Rapid genomic testing in critically ill neonatal and paediatric patients has transformed the paradigm of rare disease diagnosis, delivering results in real time to inform patient management. More than 20 studies totalling over 1500 patients from diverse healthcare settings worldwide have now been published, forming a compelling evidence base for healthcare system implementation. We review the reported diagnostic and clinical outcomes, as well as broader evaluations of family and professional experiences, cost effectiveness, implementation challenges and bioethical issues arising from rapid testing.

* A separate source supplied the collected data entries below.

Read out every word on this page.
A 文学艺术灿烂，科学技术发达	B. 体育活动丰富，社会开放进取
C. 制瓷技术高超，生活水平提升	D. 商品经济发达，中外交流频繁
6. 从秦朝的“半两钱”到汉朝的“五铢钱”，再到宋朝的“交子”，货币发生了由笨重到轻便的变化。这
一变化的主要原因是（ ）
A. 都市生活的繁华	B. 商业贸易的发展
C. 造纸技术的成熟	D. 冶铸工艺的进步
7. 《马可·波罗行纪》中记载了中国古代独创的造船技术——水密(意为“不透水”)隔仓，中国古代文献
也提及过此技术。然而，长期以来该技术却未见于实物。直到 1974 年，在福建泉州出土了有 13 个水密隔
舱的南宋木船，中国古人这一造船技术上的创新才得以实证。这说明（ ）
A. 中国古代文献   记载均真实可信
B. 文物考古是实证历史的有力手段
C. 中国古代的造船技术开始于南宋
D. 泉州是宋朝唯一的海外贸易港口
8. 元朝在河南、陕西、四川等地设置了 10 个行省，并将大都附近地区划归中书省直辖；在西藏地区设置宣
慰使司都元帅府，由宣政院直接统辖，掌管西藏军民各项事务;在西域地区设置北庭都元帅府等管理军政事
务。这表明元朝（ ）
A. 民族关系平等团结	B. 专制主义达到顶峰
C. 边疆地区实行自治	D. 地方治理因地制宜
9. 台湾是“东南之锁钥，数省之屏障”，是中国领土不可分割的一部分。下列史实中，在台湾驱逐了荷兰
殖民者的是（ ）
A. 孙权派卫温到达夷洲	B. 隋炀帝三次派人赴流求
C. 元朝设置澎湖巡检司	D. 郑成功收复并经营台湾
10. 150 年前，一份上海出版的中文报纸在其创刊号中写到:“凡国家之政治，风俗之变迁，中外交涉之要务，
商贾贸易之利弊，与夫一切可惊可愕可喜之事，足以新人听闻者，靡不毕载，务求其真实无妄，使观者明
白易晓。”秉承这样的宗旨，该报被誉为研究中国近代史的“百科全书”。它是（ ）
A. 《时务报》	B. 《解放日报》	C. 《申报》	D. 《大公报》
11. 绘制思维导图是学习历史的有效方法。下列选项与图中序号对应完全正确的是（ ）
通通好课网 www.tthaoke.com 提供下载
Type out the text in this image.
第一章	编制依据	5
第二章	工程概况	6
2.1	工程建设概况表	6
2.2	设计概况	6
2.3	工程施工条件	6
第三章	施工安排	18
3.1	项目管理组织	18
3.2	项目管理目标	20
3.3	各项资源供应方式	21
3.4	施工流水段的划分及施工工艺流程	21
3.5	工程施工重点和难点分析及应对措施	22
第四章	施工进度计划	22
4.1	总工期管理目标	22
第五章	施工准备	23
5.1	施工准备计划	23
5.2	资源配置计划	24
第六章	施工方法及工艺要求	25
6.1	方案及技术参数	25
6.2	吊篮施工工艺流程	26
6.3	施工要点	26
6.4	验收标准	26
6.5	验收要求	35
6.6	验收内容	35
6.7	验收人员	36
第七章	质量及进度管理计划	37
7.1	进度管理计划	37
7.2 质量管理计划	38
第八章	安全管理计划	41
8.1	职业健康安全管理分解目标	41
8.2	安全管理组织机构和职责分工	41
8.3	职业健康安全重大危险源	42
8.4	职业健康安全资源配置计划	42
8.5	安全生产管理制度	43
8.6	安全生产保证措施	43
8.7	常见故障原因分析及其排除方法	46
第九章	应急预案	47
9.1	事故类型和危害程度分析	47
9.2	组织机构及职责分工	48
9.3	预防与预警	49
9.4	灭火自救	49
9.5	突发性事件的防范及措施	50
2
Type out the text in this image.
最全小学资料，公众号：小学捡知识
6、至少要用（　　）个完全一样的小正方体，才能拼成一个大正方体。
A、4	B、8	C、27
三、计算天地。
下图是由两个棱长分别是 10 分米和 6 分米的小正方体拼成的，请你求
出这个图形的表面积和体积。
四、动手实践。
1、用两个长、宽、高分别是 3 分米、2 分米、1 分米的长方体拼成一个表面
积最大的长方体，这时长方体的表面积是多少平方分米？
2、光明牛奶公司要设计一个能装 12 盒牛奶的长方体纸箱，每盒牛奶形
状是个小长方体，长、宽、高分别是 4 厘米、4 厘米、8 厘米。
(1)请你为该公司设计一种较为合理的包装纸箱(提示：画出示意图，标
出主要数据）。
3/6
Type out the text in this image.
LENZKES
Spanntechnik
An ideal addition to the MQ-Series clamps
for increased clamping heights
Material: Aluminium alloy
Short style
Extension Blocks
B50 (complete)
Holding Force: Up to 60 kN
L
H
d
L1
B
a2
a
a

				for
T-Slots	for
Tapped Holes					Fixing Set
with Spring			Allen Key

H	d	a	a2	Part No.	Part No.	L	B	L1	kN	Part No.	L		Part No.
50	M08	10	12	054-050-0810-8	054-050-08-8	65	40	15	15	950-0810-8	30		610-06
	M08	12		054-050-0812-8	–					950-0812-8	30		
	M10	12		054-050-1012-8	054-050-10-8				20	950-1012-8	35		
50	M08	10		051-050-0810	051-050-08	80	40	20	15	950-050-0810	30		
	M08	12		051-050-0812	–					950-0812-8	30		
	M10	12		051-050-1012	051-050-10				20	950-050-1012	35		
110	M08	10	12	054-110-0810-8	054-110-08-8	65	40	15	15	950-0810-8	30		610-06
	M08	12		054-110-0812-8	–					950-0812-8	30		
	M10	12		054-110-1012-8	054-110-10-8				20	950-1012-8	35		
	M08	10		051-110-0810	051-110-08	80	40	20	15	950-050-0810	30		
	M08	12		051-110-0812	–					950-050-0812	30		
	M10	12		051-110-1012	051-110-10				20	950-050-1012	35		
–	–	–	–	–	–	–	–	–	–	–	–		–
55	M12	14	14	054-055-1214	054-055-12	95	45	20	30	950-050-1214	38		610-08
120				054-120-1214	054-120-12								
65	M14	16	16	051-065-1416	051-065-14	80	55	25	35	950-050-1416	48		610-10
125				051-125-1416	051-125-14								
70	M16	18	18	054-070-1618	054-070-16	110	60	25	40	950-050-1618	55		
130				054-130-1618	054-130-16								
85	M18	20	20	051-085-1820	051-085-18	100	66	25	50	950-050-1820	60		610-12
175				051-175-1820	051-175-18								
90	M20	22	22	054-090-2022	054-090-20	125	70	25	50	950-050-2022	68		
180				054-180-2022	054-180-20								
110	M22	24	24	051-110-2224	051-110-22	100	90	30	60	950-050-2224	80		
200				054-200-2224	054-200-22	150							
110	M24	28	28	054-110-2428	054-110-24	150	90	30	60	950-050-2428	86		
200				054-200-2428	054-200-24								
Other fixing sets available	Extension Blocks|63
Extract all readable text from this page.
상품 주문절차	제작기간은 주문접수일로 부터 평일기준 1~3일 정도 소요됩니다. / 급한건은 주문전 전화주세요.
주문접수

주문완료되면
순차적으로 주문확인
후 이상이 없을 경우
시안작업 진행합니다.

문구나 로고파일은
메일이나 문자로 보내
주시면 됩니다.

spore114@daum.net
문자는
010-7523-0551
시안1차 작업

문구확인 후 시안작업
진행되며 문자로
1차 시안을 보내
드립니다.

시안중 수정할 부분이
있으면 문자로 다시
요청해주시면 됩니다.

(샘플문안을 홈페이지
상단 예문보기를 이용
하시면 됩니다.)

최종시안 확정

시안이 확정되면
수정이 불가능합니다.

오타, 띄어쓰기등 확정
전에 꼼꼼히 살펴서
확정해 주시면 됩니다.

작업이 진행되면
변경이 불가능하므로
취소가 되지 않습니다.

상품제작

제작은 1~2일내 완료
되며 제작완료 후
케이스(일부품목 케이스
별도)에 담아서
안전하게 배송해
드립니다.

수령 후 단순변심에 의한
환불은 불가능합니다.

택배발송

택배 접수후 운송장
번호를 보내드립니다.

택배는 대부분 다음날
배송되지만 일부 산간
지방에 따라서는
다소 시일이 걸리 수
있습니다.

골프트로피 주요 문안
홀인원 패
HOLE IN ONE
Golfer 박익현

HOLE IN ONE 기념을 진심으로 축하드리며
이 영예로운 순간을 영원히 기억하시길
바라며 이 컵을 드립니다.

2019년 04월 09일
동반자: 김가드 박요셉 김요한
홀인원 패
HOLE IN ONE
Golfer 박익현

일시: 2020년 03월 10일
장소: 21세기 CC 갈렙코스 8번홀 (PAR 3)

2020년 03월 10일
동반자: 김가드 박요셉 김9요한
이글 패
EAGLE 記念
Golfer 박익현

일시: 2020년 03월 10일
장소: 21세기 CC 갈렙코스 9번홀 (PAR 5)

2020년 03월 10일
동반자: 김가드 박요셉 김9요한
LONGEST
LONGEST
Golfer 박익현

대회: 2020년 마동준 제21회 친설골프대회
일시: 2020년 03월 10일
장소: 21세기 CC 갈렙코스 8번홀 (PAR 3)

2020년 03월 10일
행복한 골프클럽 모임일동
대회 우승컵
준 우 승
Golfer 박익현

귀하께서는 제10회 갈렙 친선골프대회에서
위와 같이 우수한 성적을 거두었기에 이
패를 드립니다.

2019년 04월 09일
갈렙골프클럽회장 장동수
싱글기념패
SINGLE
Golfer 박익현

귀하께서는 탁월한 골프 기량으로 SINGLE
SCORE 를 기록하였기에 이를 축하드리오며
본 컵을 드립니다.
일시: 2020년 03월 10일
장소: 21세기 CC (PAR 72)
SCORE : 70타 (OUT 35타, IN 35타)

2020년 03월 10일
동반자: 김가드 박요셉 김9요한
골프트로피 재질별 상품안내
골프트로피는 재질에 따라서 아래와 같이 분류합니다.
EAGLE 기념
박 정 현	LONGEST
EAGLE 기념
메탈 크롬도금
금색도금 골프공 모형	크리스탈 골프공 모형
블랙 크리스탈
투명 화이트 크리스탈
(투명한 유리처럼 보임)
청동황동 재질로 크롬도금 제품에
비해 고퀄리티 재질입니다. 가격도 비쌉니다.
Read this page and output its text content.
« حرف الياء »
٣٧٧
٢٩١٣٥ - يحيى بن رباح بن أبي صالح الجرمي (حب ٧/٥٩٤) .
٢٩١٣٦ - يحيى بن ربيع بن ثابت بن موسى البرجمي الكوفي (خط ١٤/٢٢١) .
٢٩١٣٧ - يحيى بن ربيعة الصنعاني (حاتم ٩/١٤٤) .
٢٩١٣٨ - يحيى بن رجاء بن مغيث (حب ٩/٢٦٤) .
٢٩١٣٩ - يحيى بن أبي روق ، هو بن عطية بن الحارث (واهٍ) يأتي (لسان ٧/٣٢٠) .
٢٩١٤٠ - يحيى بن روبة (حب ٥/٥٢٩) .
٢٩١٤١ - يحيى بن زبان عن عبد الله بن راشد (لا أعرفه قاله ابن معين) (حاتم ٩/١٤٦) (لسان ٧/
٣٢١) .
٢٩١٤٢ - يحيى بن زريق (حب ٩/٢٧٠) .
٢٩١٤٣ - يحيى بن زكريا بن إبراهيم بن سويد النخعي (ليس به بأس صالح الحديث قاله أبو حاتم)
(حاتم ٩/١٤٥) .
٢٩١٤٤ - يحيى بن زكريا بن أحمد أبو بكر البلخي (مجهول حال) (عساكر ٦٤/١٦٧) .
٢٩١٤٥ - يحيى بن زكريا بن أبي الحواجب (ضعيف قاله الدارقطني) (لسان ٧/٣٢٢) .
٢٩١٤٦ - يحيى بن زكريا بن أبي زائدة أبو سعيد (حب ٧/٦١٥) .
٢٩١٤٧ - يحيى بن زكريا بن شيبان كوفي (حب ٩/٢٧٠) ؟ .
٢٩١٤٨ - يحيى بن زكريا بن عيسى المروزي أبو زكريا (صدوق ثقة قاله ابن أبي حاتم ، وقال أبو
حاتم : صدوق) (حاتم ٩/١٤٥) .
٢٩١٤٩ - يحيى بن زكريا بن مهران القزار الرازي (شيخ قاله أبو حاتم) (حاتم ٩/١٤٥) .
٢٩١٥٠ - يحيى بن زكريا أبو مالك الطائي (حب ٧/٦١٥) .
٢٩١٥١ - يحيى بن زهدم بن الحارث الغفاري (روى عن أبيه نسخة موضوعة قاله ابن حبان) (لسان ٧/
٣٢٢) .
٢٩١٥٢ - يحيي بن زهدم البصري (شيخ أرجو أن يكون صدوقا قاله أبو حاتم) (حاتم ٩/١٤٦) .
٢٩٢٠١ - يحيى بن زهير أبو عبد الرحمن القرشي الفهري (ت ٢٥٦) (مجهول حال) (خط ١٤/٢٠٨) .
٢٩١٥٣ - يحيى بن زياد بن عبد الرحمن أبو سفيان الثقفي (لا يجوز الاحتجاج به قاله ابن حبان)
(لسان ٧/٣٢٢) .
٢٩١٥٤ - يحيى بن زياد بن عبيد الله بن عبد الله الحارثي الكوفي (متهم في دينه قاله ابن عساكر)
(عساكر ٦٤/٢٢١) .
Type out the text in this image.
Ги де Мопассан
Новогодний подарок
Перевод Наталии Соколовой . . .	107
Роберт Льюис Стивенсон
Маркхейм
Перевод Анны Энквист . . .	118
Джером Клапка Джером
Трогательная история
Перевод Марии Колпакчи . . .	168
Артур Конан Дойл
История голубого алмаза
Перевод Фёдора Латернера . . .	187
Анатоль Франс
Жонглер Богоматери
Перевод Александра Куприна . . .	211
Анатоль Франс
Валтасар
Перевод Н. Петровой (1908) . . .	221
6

As rapid genomic testing transitions from the research to the healthcare setting to become a ‘standard of care’ test, there is a need to develop effective service delivery models to support scalability at both the laboratory and clinical level and promote equity of access, prompt test initiation, integrated multidisciplinary input and holistic family support. Harnessing the high level of professional engagement with rapid genomic testing programmes will continue to drive innovation and adoption, while close integration with emerging precision medicine approaches will be necessary to deliver on the promise of reduced infant and child mortality.